Insgesamt begegneten sich während der ersten fünfmonatigen Reise durch fünf Länder über 2.400 Menschen aus etwa 70 Nationen bei 80 Kochveranstaltungen am Küchentisch. Damit ermöglichte Kitchen on the Run Begegnungen auf Augenhöhe, die auf beiden Seiten halfen, Vorurteile abzubauen. Zudem wurden an den Standorten Netzwerke aus engagierten Menschen hinterlassen und Initiativen, die sich nun gemeinsam lokal für eine aktive Nachbarschaft zwischen Menschen mit und ohne Fluchthintergrund einsetzen.

Um eine größere Zielgruppe zu erreichen, wurden die Erlebnisse und Erfahrungen multimedial dokumentiert, u.a. in einem Website und einem YouTube Kanal – es entstand ein eigener Dokumentarfilme, der die Idee von Beginn an begleitete, mit allen Höhen und Tiefen. Zudem schloss sich Kitchen on the Run dem Berliner Verein Über den Tellerrand kochen e.V. an. 

2017 und 2018 reiste Kitchen on the Run mit einem neuen Team unter dem Motto „Next Stop Heimat“ durch deutsche Kleinstädte mit bis zu 50.000 Einwohnern, um noch mehr Freundschaften am Küchentisch zu ermöglichen. So wurden weitere 3.600 Menschen erreicht und an allen Orten wird weiterhin mit über den Tellerrand gekocht.
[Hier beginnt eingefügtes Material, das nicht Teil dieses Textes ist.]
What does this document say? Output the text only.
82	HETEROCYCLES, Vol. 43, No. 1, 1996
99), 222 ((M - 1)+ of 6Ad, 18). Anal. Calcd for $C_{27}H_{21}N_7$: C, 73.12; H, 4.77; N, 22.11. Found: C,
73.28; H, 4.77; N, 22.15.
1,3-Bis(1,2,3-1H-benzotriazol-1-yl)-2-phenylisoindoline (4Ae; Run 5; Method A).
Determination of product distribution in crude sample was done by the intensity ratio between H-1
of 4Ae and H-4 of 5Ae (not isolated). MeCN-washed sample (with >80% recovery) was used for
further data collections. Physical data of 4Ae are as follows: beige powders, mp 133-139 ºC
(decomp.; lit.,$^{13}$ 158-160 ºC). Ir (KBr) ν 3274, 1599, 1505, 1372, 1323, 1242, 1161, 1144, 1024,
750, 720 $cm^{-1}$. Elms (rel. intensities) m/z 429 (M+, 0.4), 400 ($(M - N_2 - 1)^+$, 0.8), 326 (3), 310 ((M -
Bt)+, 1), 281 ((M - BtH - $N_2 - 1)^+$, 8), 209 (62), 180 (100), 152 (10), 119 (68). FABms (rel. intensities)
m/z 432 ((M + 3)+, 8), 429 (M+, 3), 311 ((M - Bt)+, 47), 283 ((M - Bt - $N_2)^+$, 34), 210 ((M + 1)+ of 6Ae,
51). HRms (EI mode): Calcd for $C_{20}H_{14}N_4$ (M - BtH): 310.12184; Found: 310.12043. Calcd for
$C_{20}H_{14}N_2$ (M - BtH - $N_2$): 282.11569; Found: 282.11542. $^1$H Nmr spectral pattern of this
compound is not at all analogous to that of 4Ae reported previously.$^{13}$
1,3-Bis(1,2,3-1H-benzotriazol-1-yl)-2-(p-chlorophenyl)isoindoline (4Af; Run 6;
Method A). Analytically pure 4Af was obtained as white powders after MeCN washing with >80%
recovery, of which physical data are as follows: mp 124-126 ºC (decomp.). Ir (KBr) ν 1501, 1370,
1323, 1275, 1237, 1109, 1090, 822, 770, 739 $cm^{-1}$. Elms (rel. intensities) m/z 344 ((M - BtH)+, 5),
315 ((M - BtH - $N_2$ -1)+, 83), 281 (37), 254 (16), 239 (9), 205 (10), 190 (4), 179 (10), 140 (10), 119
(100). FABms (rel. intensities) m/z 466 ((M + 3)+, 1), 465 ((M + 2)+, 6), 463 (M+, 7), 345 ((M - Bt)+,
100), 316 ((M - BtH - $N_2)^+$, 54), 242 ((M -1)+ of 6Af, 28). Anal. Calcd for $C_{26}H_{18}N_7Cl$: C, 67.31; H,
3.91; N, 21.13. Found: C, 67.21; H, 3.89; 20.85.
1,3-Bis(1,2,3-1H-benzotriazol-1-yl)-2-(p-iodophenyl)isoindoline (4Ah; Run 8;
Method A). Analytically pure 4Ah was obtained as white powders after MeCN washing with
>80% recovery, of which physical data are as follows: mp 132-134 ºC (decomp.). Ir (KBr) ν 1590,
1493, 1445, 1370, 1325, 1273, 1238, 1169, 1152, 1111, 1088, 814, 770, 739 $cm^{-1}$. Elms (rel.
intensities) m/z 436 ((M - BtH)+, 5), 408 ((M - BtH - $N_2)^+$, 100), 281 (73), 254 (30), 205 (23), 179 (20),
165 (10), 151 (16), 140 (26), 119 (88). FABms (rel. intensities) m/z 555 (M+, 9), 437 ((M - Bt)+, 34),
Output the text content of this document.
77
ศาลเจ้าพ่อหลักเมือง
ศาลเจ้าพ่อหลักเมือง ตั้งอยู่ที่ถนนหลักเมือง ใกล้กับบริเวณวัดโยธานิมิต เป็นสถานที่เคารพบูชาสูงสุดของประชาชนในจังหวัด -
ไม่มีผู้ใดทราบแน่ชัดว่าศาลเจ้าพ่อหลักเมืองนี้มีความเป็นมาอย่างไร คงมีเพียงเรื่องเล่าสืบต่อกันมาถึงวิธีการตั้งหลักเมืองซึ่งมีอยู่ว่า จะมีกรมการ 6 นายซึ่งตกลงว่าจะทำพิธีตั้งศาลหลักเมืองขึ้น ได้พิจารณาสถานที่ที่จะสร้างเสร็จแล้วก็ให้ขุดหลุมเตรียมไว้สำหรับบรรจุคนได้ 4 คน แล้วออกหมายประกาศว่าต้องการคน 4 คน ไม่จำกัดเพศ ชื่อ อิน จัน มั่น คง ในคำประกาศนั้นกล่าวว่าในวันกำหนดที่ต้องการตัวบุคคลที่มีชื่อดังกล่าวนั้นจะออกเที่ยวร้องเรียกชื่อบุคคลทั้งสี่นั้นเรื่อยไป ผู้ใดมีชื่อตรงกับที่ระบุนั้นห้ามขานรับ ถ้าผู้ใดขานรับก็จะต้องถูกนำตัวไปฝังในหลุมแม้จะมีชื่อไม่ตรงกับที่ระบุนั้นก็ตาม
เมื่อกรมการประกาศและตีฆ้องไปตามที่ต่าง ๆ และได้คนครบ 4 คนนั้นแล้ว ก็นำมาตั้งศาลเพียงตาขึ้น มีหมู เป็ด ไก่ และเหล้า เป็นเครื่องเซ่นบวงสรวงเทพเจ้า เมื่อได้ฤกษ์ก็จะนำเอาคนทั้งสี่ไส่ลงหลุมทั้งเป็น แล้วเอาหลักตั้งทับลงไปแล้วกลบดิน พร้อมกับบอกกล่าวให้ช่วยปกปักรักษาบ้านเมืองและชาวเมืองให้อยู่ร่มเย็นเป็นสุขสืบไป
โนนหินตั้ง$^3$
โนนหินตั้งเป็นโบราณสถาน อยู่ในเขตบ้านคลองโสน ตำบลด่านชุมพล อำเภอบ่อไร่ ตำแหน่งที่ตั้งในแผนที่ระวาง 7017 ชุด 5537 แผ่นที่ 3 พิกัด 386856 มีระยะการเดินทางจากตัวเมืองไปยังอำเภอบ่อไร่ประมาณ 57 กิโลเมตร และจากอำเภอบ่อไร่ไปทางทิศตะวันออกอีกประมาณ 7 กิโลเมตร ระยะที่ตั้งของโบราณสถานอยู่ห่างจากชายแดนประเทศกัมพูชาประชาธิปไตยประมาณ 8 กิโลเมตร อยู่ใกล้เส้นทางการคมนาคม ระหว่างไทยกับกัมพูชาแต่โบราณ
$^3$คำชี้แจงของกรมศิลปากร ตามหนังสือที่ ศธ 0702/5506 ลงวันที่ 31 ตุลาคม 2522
2019 soll der Container in Hof, Schmalkalden und Rendsburg für jeweils sieben Wochen an einem neutralen Ort, wie dem Marktplatz oder in der Nähe des Stadtzentrums stehen. An drei Abenden die Woche wird dann zusammen gekocht – an den Wochenenden können lokale Freiwillige und Initiativen den Container mit eigenen Ideen füllen. Dabei sollen auch hier aus der entstandenen Gemeinschaft die Kochabende auch ohne Kitchen on the run aber im Satellitennetzwerk von Über den Tellerrand kochen e.V. weitergeführt werden.

Der „Neuling“ bei Kitchen on the run

Außerdem gibt es mit dem cookin’roll nun ein weiteres Projekt: ein mobiler Anhänger zum gemeinsamen Kochen. Die Hans Sauer Stiftung steht immer noch im regen Kontakt mit dem Projekt und auch in Zukunft wird es weitere Kooperationen geben.